Not ‘many positives’ from Proteas or Super 15

Unlike many losing captains and coaches, I did not take ‘many positives’ from the Proteas losing, or from the fact that not a single South African rugby team won in the Super 15 this past weekend.
The Proteas lost, not because they choked, but because their reasoning and tactics are downright stupid. An abiding memory was the sight of Hashim Amla simply watching a wide go by, rather than hooking it for six. And that put pressure on A.B. who got caught on the boundary attempting to hook a good length ball for six. If there are two golden rules in T20, it is that you may not leave hittable balls and you may not bowl wides. We did both.

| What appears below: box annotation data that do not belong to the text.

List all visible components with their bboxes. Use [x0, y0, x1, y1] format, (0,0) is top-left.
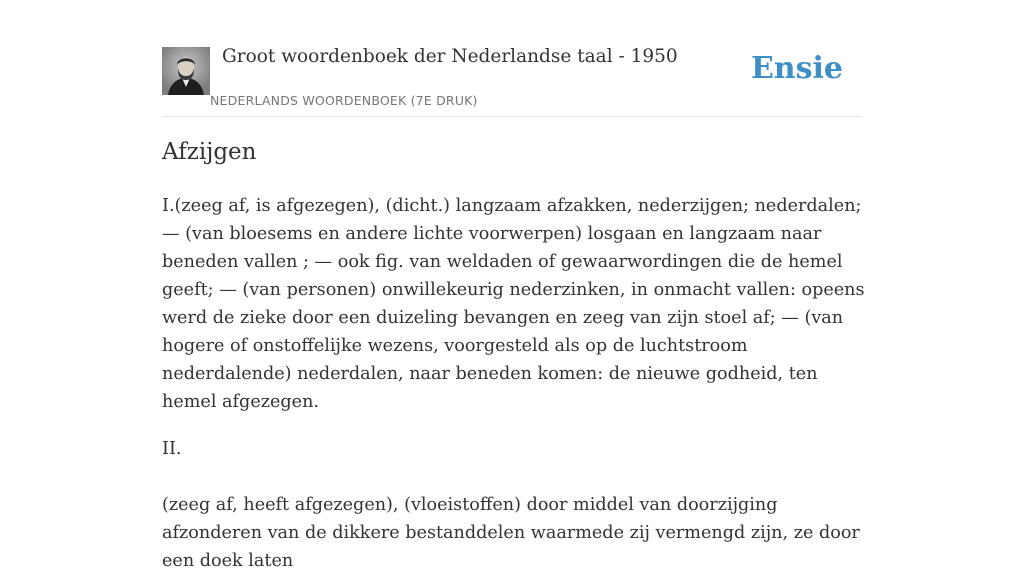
entry-title: Afzijgen — [162, 139, 257, 165]
source-subtitle[interactable]: NEDERLANDS WOORDENBOEK (7E DRUK) — [210, 93, 478, 108]
source-title[interactable]: Groot woordenboek der Nederlandse taal - 1950 — [222, 46, 678, 67]
definition-numeral-2: II. — [162, 439, 182, 459]
definition-1: I.(zeeg af, is afgezegen), (dicht.) langzaam afzakken, nederzijgen; nederdalen; — (van bloesems en andere lichte voorwerpen) losgaan en langzaam naar beneden vallen ; — ook fig. van weldaden of gewaarwordingen die de hemel geeft; — (van personen) onwillekeurig nederzinken, in onmacht vallen: opeens werd de zieke door een duizeling bevangen en zeeg van zijn stoel af; — (van hogere of onstoffelijke wezens, voorgesteld als op de luchtstroom nederdalende) nederdalen, naar beneden komen: de nieuwe godheid, ten hemel afgezegen. — [162, 196, 865, 412]
entry-body — [162, 192, 866, 575]
portrait-avatar[interactable] — [162, 47, 210, 95]
ensie-logo[interactable]: Ensie — [750, 51, 843, 86]
source-header — [162, 45, 862, 117]
portrait-icon — [162, 47, 210, 95]
definition-2: (zeeg af, heeft afgezegen), (vloeistoffen) door middel van doorzijging afzonderen van de dikkere bestanddelen waarmede zij vermengd zijn, ze door een doek laten — [162, 495, 860, 571]
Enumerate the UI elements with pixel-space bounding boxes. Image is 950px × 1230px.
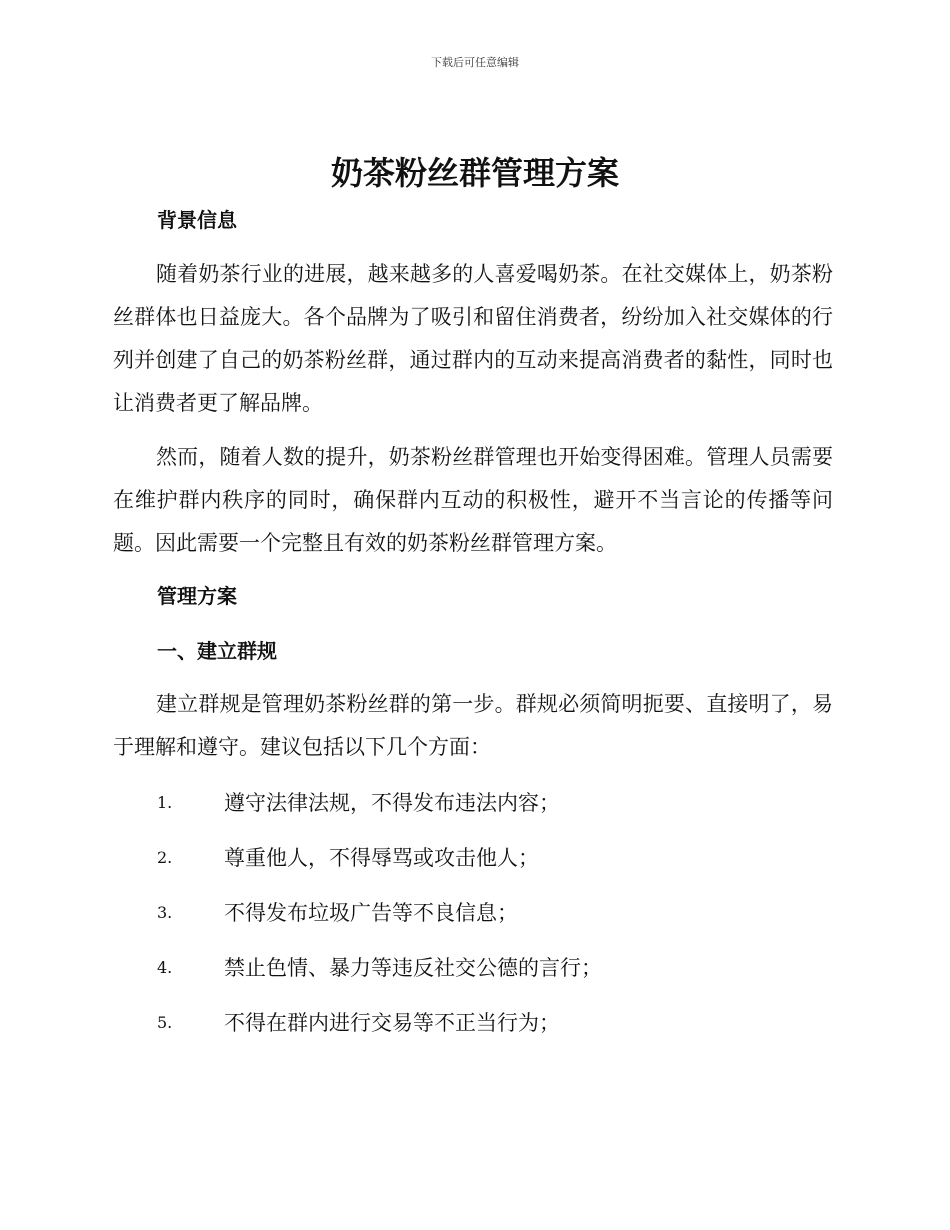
page-header-note: 下载后可任意编辑 — [431, 56, 519, 69]
background-paragraph-1: 随着奶茶行业的进展，越来越多的人喜爱喝奶茶。在社交媒体上，奶茶粉丝群体也日益庞大。各个品牌为了吸引和留住消费者，纷纷加入社交媒体的行列并创建了自己的奶茶粉丝群，通过群内的互动来提高消费者的黏性，同时也让消费者更了解品牌。 — [113, 262, 833, 415]
rules-paragraph: 建立群规是管理奶茶粉丝群的第一步。群规必须简明扼要、直接明了，易于理解和遵守。建议包括以下几个方面： — [113, 692, 833, 759]
list-item — [157, 842, 837, 874]
list-item-number: 4. — [157, 958, 173, 977]
list-item-text: 不得在群内进行交易等不正当行为； — [224, 1011, 560, 1035]
list-item — [157, 952, 837, 984]
section-heading-background: 背景信息 — [157, 208, 237, 232]
list-item-number: 2. — [157, 848, 173, 867]
list-item — [157, 787, 837, 819]
list-item-number: 5. — [157, 1013, 173, 1032]
list-item-number: 3. — [157, 903, 173, 922]
list-item-text: 不得发布垃圾广告等不良信息； — [224, 901, 518, 925]
list-item-text: 遵守法律法规，不得发布违法内容； — [224, 791, 560, 815]
list-item — [157, 897, 837, 929]
section-heading-rules: 一、建立群规 — [157, 639, 277, 663]
document-title: 奶茶粉丝群管理方案 — [330, 154, 619, 192]
list-item — [157, 1007, 837, 1039]
list-item-text: 尊重他人，不得辱骂或攻击他人； — [224, 846, 539, 870]
list-item-number: 1. — [157, 793, 173, 812]
list-item-text: 禁止色情、暴力等违反社交公德的言行； — [224, 956, 602, 980]
section-heading-plan: 管理方案 — [157, 584, 237, 608]
background-paragraph-2: 然而，随着人数的提升，奶茶粉丝群管理也开始变得困难。管理人员需要在维护群内秩序的同时，确保群内互动的积极性，避开不当言论的传播等问题。因此需要一个完整且有效的奶茶粉丝群管理方案。 — [113, 445, 833, 555]
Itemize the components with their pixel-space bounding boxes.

Then, having put a competitive total on the board, we open the bowling during the batting power play with Duminy and Albie Morkel and, quite predictably, concede 24 runs in the first two overs. Mind boggling! As Virat Kholi said that start enabled him to pace his innings. When he saw that Dale Steyn was going to bowl at the death he and his partner made sure they won the game in the nineteenth over. In other words he was thinking on his feet and reacting to the situation. The Proteas do not. Captain Faf explained that A.B., our best T20 batsman, came in at number four rather than number three because he scores more when he comes in after ten overs. But that statistic is surely a reflection of the fact that if your top three batsmen have batted for ten overs they will, more often than not, have laid a good foundation. So, as Kholi also pointed out, it is runs on the scoreboard rather than the number of overs that is critical.
Clearly, we need a new coach, captain , and a team who are focussed solely on the tactics necessary in the helter-skelter T20 format. And that, almost by definition, excludes those better suited to the 50 over game let alone test matches. But ‘when will they ever learn, when will they ever learn?’.
The Super 15 performance by the Bulls, Cheetahs, Lions and Stormers were eminently forgettable except for the brilliance of Cheetahs scrumhalf Sarel Pretorius and Stormers centre Juan de Jong, by far the best centre in our country. However both are too small for coaches such as Heyneke Meyer and Jake White. Remember Brent Russell and, if you are older, Mannetjies Roux who despite his apt name scored many exciting tries for the Boks in the 1960s? Pretorius is a nippy scrumhalf who breaks and score tries, rather than kicks for territory, while De Jong’s stepping, passing and low tackling are a joy to watch. Both would break the tediousness of current Boks rugby.
On a positive note, the Sharks top the log with a game in hand, and should stretch their lead to six points by beating the Lions this weekend. And on the soccer front the Team of Choice, on the strength of a cracker of a goal by Orlando Smeekes, secured the much needed three points against relegation- bound Golden Arrows. It was pleasing to see Bandile Shandu, nineteen years old and only months out of Maritzburg College, getting some game time. The best soccer clubs in the world buy global, but also rely on nurturing local talent.